Close the gap: shift investments

13 March 2014

Once the negotiations move into a contact group, ECO can only hope that delegates will see finance as a central pillar of the 2015 package. Developed countries must show a record of year-by-year increases and projections of their continued increase towards 2020. Finance is instrumental to low global emissions and climate resilient development. A failure here will scupper any hopes for success in Paris.

South Africa has reminded everyone that the funding gap remains huge: trillions of investment dollars need to be shifted. All Parties, developed and developing, have parts to play in setting helpful policy frameworks and in adopting fiscal measures designed to make investors think about where their money is going. 

Providing public finance will remain key, too, such as support for adaptation in vital sectors like food production in poorer countries and mitigation in less developed countries. Parties will also have to leverage large volumes of private finance and shift investments much larger than the promised US$100 billion a year by 2020.
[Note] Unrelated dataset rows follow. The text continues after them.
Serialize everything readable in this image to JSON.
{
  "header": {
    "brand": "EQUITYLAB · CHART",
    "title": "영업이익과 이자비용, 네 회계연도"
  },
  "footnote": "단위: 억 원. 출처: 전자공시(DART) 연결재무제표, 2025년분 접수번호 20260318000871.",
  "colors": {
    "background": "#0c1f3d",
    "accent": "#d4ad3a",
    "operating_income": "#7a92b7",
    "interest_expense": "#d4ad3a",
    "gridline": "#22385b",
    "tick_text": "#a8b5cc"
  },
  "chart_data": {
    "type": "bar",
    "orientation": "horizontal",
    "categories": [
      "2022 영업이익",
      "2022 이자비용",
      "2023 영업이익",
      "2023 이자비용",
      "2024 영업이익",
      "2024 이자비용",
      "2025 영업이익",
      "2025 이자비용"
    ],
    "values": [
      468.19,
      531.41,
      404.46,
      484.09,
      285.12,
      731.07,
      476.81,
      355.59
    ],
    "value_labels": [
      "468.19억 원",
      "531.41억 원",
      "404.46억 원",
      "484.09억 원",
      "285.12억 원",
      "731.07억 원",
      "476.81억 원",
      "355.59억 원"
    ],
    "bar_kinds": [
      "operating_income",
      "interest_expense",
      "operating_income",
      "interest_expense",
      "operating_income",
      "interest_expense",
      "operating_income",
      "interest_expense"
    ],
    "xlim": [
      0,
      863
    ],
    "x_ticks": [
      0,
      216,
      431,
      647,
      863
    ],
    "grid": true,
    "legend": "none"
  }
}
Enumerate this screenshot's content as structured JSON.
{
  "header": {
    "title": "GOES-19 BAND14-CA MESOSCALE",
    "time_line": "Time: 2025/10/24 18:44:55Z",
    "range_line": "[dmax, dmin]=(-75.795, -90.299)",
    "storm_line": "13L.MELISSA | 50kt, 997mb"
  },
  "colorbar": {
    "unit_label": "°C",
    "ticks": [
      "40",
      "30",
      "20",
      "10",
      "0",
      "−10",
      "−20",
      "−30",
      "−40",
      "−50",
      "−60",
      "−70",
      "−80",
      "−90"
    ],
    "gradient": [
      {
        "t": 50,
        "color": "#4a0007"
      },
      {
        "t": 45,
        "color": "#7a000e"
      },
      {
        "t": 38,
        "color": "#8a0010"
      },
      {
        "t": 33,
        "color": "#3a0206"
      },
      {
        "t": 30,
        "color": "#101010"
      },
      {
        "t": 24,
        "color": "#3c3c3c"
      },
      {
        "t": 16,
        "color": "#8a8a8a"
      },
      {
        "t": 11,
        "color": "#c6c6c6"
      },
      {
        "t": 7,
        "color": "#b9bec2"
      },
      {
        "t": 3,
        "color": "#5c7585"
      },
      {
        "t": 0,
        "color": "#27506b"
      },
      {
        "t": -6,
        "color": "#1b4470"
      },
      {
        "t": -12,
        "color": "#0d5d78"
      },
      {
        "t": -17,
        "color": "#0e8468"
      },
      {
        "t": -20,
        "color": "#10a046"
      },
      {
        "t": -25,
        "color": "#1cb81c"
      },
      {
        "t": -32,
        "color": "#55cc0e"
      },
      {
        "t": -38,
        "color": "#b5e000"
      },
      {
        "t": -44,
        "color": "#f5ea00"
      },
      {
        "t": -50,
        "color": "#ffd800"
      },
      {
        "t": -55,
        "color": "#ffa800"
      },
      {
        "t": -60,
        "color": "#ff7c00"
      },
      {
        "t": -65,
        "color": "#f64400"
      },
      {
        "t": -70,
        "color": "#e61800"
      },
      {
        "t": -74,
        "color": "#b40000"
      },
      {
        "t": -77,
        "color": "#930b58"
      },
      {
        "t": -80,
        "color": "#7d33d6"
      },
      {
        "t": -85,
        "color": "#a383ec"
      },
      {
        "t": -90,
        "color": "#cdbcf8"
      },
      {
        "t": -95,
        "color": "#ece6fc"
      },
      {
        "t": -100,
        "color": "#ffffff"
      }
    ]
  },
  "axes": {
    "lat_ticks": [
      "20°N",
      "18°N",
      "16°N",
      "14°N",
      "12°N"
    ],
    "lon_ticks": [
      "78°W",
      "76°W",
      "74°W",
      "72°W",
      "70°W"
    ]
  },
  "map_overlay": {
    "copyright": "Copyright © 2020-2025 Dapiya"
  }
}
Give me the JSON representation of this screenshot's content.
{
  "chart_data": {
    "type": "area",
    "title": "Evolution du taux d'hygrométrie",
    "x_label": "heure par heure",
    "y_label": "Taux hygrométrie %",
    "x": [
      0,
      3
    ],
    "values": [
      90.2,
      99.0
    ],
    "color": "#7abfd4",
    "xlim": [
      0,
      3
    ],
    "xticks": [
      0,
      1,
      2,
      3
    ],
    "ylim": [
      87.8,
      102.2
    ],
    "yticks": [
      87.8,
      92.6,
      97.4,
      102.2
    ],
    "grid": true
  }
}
The debate over finance is part of the equity and adequacy debate. ECO suggests that the first pillar for developed countries is domestic emission cuts, and the second is the provisioning of finance. ECO can’t help but think that, when developed countries prepare initial offers for their nationally determined contributions, they would be well advised to keep the funding gap in mind, and ensure that their contributions are helping to close it. 

Alongside ambitious offers for cutting their emissions, developed countries should also include information on what public finance they intend to provide now and beyond 2020. It’s also important that they note what strategies they will take to mobilise additional finance to shift global investments.

South Korea (speaking for the EIG) suggested that such contributions could be based on CBDR+RC, and be made by those countries in a position to do so. Developing countries could, when preparing their contributions, explain what finance (volume, instruments, etc.) they would need to go an extra mile beyond what they can do without support. 

ECO, like other observers, has of course noticed the unwillingness of some developed countries to even consider providing finance as part of their contributions to the 2015 deal. ECO wonders if this resistance illustrates a general unwillingness to hammer out a truly fair and equitable deal. We really would like to be convinced of the contrary here in Bonn.